Ivy Tech Community College will hold tuition steady for full-time students and for part-time students that never take a semester off, the school announced Thursday.
Ivy Tech is trying to keep more students continuously enrolled because its enrollment has fallen 25 percent in the past three years and because students that stay enrolled are more likely to finish their studies. Fewer than 30 percent of Ivy Tech students complete a certificate or associate's degree program in six years.
State legislators declined to approve funding for Ivy Tech building projects this year due to concerns about its declining enrollment and low completion rates.
“This is an incentive model for both our non-traditional, part-time students along with those full-time students on a two-year track to graduation,” said Ivy Tech President Tom Snyder said in a written statement. “We know students who are continuously enrolled are more likely to complete a credential. ”
About two-thirds of Ivy Tech’s 91,000 students take fewer than 12 credit hours per semester. To qualify for the tuition freeze, those part-time students must take at least six credits hours in the fall and spring semesters, as well as at least three credit hours in the summer semester.

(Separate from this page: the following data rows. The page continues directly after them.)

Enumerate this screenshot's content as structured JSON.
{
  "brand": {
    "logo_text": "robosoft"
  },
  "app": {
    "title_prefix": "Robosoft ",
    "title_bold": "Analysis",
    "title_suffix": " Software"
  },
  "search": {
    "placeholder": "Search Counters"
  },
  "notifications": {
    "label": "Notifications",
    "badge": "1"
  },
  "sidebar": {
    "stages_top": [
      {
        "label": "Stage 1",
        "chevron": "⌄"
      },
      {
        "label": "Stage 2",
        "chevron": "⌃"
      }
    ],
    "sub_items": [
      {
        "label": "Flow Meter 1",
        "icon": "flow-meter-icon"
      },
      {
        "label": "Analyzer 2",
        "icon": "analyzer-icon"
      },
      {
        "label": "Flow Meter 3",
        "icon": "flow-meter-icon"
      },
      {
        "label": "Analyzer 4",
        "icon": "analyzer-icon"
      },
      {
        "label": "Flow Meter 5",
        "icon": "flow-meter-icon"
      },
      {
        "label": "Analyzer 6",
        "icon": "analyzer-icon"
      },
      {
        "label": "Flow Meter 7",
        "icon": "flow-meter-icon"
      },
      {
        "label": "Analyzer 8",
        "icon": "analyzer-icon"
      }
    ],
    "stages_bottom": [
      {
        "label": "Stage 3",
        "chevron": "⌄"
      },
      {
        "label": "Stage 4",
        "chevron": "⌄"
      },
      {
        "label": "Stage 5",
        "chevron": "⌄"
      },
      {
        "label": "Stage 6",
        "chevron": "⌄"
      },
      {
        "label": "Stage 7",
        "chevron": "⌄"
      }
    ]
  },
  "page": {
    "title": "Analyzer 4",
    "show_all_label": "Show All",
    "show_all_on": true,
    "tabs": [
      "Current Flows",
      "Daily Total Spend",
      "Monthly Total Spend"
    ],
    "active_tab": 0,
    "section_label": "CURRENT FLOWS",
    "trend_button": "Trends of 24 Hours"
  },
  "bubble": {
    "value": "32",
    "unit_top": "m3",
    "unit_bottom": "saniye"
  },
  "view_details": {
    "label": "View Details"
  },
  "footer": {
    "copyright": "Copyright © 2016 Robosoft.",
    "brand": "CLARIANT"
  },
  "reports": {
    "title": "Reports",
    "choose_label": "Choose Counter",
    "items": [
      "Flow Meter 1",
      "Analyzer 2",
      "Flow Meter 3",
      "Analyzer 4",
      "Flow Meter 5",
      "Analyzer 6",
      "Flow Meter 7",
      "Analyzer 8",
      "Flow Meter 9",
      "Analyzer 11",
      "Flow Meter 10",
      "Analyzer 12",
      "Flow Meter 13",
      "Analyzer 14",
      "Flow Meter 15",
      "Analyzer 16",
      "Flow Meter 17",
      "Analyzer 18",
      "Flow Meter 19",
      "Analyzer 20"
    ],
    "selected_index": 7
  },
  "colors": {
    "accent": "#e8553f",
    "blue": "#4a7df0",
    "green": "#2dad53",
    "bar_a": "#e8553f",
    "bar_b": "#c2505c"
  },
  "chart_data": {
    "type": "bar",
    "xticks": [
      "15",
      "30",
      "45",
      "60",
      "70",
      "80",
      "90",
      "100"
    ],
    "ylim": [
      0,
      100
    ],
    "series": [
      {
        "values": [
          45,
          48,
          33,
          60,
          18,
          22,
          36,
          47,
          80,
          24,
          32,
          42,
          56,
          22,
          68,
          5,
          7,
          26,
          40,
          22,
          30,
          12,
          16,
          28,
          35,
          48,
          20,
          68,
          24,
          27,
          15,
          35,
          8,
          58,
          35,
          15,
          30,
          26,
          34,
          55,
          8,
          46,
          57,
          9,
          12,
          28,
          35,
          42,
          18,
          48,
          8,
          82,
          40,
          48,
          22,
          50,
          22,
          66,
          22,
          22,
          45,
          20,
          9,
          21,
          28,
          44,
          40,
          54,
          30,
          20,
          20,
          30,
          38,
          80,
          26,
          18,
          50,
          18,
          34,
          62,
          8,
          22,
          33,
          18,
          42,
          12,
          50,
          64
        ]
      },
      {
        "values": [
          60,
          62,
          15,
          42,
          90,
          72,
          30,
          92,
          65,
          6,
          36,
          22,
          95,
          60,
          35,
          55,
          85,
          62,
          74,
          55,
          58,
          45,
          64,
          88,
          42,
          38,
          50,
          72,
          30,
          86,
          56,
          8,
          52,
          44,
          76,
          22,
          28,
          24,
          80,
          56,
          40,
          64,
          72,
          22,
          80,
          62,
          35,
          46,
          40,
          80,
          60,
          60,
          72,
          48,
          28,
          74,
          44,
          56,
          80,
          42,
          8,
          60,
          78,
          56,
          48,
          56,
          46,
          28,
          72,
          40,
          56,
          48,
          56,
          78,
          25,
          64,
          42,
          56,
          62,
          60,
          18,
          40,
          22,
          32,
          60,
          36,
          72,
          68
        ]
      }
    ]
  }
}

Full-time students must take more than 30 credit hours in each academic year to qualify for the tuition freeze.
Ivy Tech’s announcement follows plans by Purdue University and Indiana University's Bloomington campus to hold tuition steady for the next academic year.
Teresa Lubbers, Indiana’s Commissioner for Higher Education, said “Ivy Tech should be commended for taking this important step in the right direction that also supports our statewide goal for 60 percent of Hoosiers to have a quality degree or credential by 2025.”